And in the third version, in the pink version, believe it or not F stands for male and M stands for female. How is that? Well it came from a database at a school where each one of those individuals is the parent of one of the students, F stands for father and M stands for mother in that situation. F, actually even though you might think it means female, it refers to the male parent, while M refers to the female parent, the mother. And profiling the sources is going to reveal that even though you have got different value domains, they are actually referring to the same conceptual domain.
And then our third set of tools are metadata management tools. In fact, our metadata register or metadata repository becomes the control panel for all the different aspects of information sharing across your organization. It helps us with building master data repositories, with developing and managing applications for databases, looking at the development of services, sharing data through data exchanges, complying with standards that have been defined and then essentially allowing you to integrate upwards across the infrastructure so that you have got similarities in sharing in and around the environment consistent in concepts.

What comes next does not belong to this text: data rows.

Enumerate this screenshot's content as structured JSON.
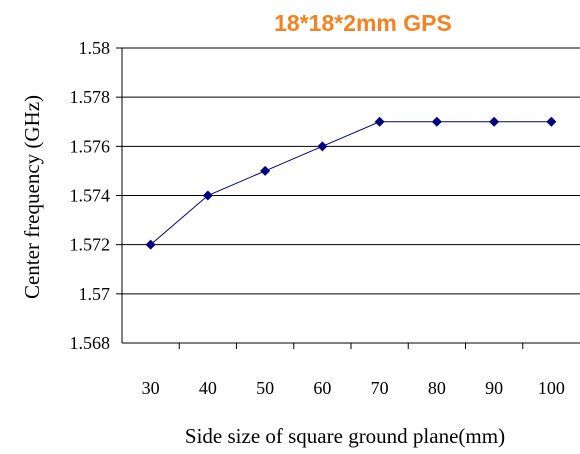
{
  "chart_data": {
    "type": "line",
    "title": "18*18*2mm GPS",
    "title_color": "#f5821f",
    "xlabel": "Side size of square ground plane(mm)",
    "ylabel": "Center frequency (GHz)",
    "categories": [
      "30",
      "40",
      "50",
      "60",
      "70",
      "80",
      "90",
      "100"
    ],
    "series": [
      {
        "values": [
          1.572,
          1.574,
          1.575,
          1.576,
          1.577,
          1.577,
          1.577,
          1.577
        ],
        "color": "#000080",
        "marker": "diamond"
      }
    ],
    "ylim": [
      1.568,
      1.58
    ],
    "yticks": [
      "1.568",
      "1.57",
      "1.572",
      "1.574",
      "1.576",
      "1.578",
      "1.58"
    ],
    "grid": true
  }
}
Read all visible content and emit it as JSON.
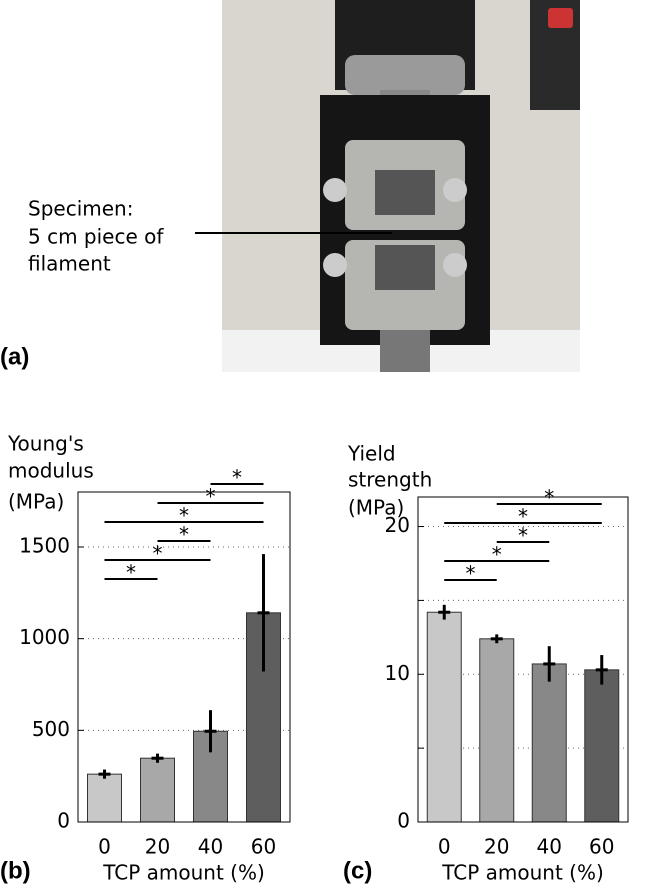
{
  "photo": {
    "panel_label": "(a)",
    "annotation": [
      "Specimen:",
      "5 cm piece of",
      "filament"
    ]
  },
  "chart_data": [
    {
      "type": "bar",
      "panel_label": "(b)",
      "ylabel": [
        "Young's",
        "modulus",
        "(MPa)"
      ],
      "xlabel": "TCP amount (%)",
      "categories": [
        "0",
        "20",
        "40",
        "60"
      ],
      "values": [
        261,
        348,
        495,
        1141
      ],
      "errors": [
        25,
        25,
        115,
        320
      ],
      "colors": [
        "#c8c8c8",
        "#a8a8a8",
        "#888888",
        "#5e5e5e"
      ],
      "ylim": [
        0,
        1800
      ],
      "yticks": [
        0,
        500,
        1000,
        1500
      ],
      "grid": true,
      "significance": [
        {
          "from": 0,
          "to": 1,
          "label": "*"
        },
        {
          "from": 0,
          "to": 2,
          "label": "*"
        },
        {
          "from": 1,
          "to": 2,
          "label": "*"
        },
        {
          "from": 0,
          "to": 3,
          "label": "*"
        },
        {
          "from": 1,
          "to": 3,
          "label": "*"
        },
        {
          "from": 2,
          "to": 3,
          "label": "*"
        }
      ]
    },
    {
      "type": "bar",
      "panel_label": "(c)",
      "ylabel": [
        "Yield",
        "strength",
        "(MPa)"
      ],
      "xlabel": "TCP amount (%)",
      "categories": [
        "0",
        "20",
        "40",
        "60"
      ],
      "values": [
        14.2,
        12.4,
        10.7,
        10.3
      ],
      "errors": [
        0.5,
        0.3,
        1.2,
        1.0
      ],
      "colors": [
        "#c8c8c8",
        "#a8a8a8",
        "#888888",
        "#5e5e5e"
      ],
      "ylim": [
        0,
        22
      ],
      "yticks": [
        0,
        10,
        20
      ],
      "minor_yticks": [
        5,
        15
      ],
      "grid": true,
      "significance": [
        {
          "from": 0,
          "to": 1,
          "label": "*"
        },
        {
          "from": 0,
          "to": 2,
          "label": "*"
        },
        {
          "from": 1,
          "to": 2,
          "label": "*"
        },
        {
          "from": 0,
          "to": 3,
          "label": "*"
        },
        {
          "from": 1,
          "to": 3,
          "label": "*"
        }
      ]
    }
  ]
}
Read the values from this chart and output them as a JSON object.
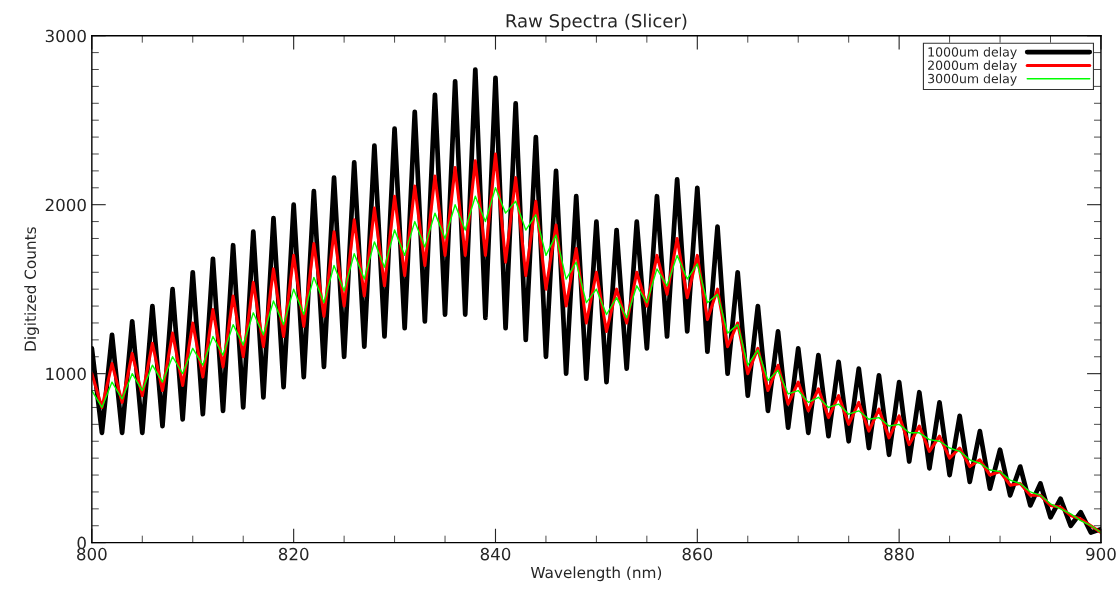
{
  "chart_data": {
    "type": "line",
    "title": "Raw Spectra (Slicer)",
    "xlabel": "Wavelength (nm)",
    "ylabel": "Digitized Counts",
    "x": [
      800,
      801,
      802,
      803,
      804,
      805,
      806,
      807,
      808,
      809,
      810,
      811,
      812,
      813,
      814,
      815,
      816,
      817,
      818,
      819,
      820,
      821,
      822,
      823,
      824,
      825,
      826,
      827,
      828,
      829,
      830,
      831,
      832,
      833,
      834,
      835,
      836,
      837,
      838,
      839,
      840,
      841,
      842,
      843,
      844,
      845,
      846,
      847,
      848,
      849,
      850,
      851,
      852,
      853,
      854,
      855,
      856,
      857,
      858,
      859,
      860,
      861,
      862,
      863,
      864,
      865,
      866,
      867,
      868,
      869,
      870,
      871,
      872,
      873,
      874,
      875,
      876,
      877,
      878,
      879,
      880,
      881,
      882,
      883,
      884,
      885,
      886,
      887,
      888,
      889,
      890,
      891,
      892,
      893,
      894,
      895,
      896,
      897,
      898,
      899,
      900
    ],
    "series": [
      {
        "name": "1000um delay",
        "color": "#000000",
        "values": [
          1150,
          650,
          1230,
          650,
          1310,
          650,
          1400,
          690,
          1500,
          730,
          1600,
          760,
          1680,
          780,
          1760,
          800,
          1840,
          860,
          1920,
          920,
          2000,
          980,
          2080,
          1040,
          2160,
          1100,
          2250,
          1160,
          2350,
          1220,
          2450,
          1270,
          2550,
          1310,
          2650,
          1350,
          2730,
          1350,
          2800,
          1330,
          2750,
          1270,
          2600,
          1200,
          2400,
          1100,
          2200,
          1000,
          2050,
          970,
          1900,
          950,
          1850,
          1030,
          1900,
          1150,
          2050,
          1220,
          2150,
          1250,
          2100,
          1130,
          1870,
          1000,
          1600,
          870,
          1400,
          780,
          1250,
          680,
          1150,
          650,
          1110,
          630,
          1070,
          600,
          1030,
          560,
          990,
          520,
          950,
          480,
          890,
          440,
          830,
          400,
          750,
          360,
          660,
          320,
          550,
          280,
          450,
          220,
          350,
          150,
          260,
          100,
          180,
          60,
          80
        ]
      },
      {
        "name": "2000um delay",
        "color": "#ff0000",
        "values": [
          1000,
          800,
          1060,
          830,
          1120,
          870,
          1180,
          900,
          1240,
          930,
          1300,
          980,
          1380,
          1040,
          1460,
          1100,
          1540,
          1160,
          1620,
          1220,
          1700,
          1280,
          1770,
          1340,
          1840,
          1400,
          1910,
          1460,
          1980,
          1520,
          2050,
          1580,
          2110,
          1640,
          2170,
          1700,
          2220,
          1700,
          2260,
          1700,
          2300,
          1660,
          2160,
          1580,
          2020,
          1500,
          1880,
          1400,
          1740,
          1300,
          1600,
          1250,
          1500,
          1300,
          1600,
          1400,
          1700,
          1470,
          1800,
          1450,
          1700,
          1320,
          1500,
          1160,
          1300,
          1000,
          1150,
          900,
          1050,
          820,
          950,
          780,
          910,
          740,
          870,
          700,
          830,
          660,
          790,
          620,
          750,
          580,
          690,
          540,
          630,
          500,
          560,
          450,
          490,
          400,
          420,
          340,
          350,
          280,
          280,
          220,
          210,
          160,
          140,
          100,
          60
        ]
      },
      {
        "name": "3000um delay",
        "color": "#00ff00",
        "values": [
          900,
          800,
          950,
          850,
          1000,
          900,
          1050,
          950,
          1100,
          1000,
          1150,
          1050,
          1220,
          1110,
          1290,
          1170,
          1360,
          1230,
          1430,
          1290,
          1500,
          1350,
          1570,
          1420,
          1640,
          1490,
          1710,
          1560,
          1780,
          1630,
          1850,
          1700,
          1900,
          1750,
          1950,
          1800,
          2000,
          1850,
          2050,
          1900,
          2100,
          1950,
          2020,
          1850,
          1940,
          1700,
          1820,
          1560,
          1660,
          1420,
          1500,
          1350,
          1450,
          1330,
          1520,
          1420,
          1620,
          1520,
          1700,
          1560,
          1650,
          1420,
          1470,
          1240,
          1290,
          1050,
          1140,
          960,
          1020,
          880,
          900,
          830,
          860,
          800,
          820,
          760,
          780,
          730,
          740,
          690,
          700,
          650,
          650,
          610,
          600,
          560,
          540,
          490,
          470,
          430,
          420,
          370,
          350,
          300,
          280,
          230,
          200,
          170,
          130,
          100,
          60
        ]
      }
    ],
    "xlim": [
      800,
      900
    ],
    "ylim": [
      0,
      3000
    ],
    "xticks": [
      800,
      820,
      840,
      860,
      880,
      900
    ],
    "yticks": [
      0,
      1000,
      2000,
      3000
    ],
    "grid": false,
    "legend": "top right",
    "line_style": "solid"
  }
}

So what have we looked at? We have looked at the growing complexity in our ability to manage and take advantage of information and a need for visualizing the power within your data through the use of some specific types of data management tools and technologies coupled with good data management practices. What are some considerations to take away? We have got massive data volumes, but fewer resources to manage and control those volumes. We have got multiple dimensions of systematic and organizational complexity that are associated with the creation and use and modification and retirement and archiving of data.
And there are challenges that exist for interoperability, especially when you have this need to repurpose data for multiple reasons, whether it's for supply chain management or for data warehousing or business intelligence or for reporting or analytics or customer relationship management or any of another variety of three-letter acronym application types.
But with the right processes coupled with the right tools, you can get a visual representation of what could be referred to as a data asset. And then having data subject matter experts reviewing those visual representations in tandem with the business consumers of that visual representation, you can help standardize models and lead to greater consistency of information use across your organization.
That visual presentation can simplify the communication of the value of information and the power of that data across management spectrum, the skill spectrum and in fact, even level of attention as well. So again some straightforward and simple recommendations are to look at the use of the right types of modeling and metadata management tools and technology that can supplement your business processes.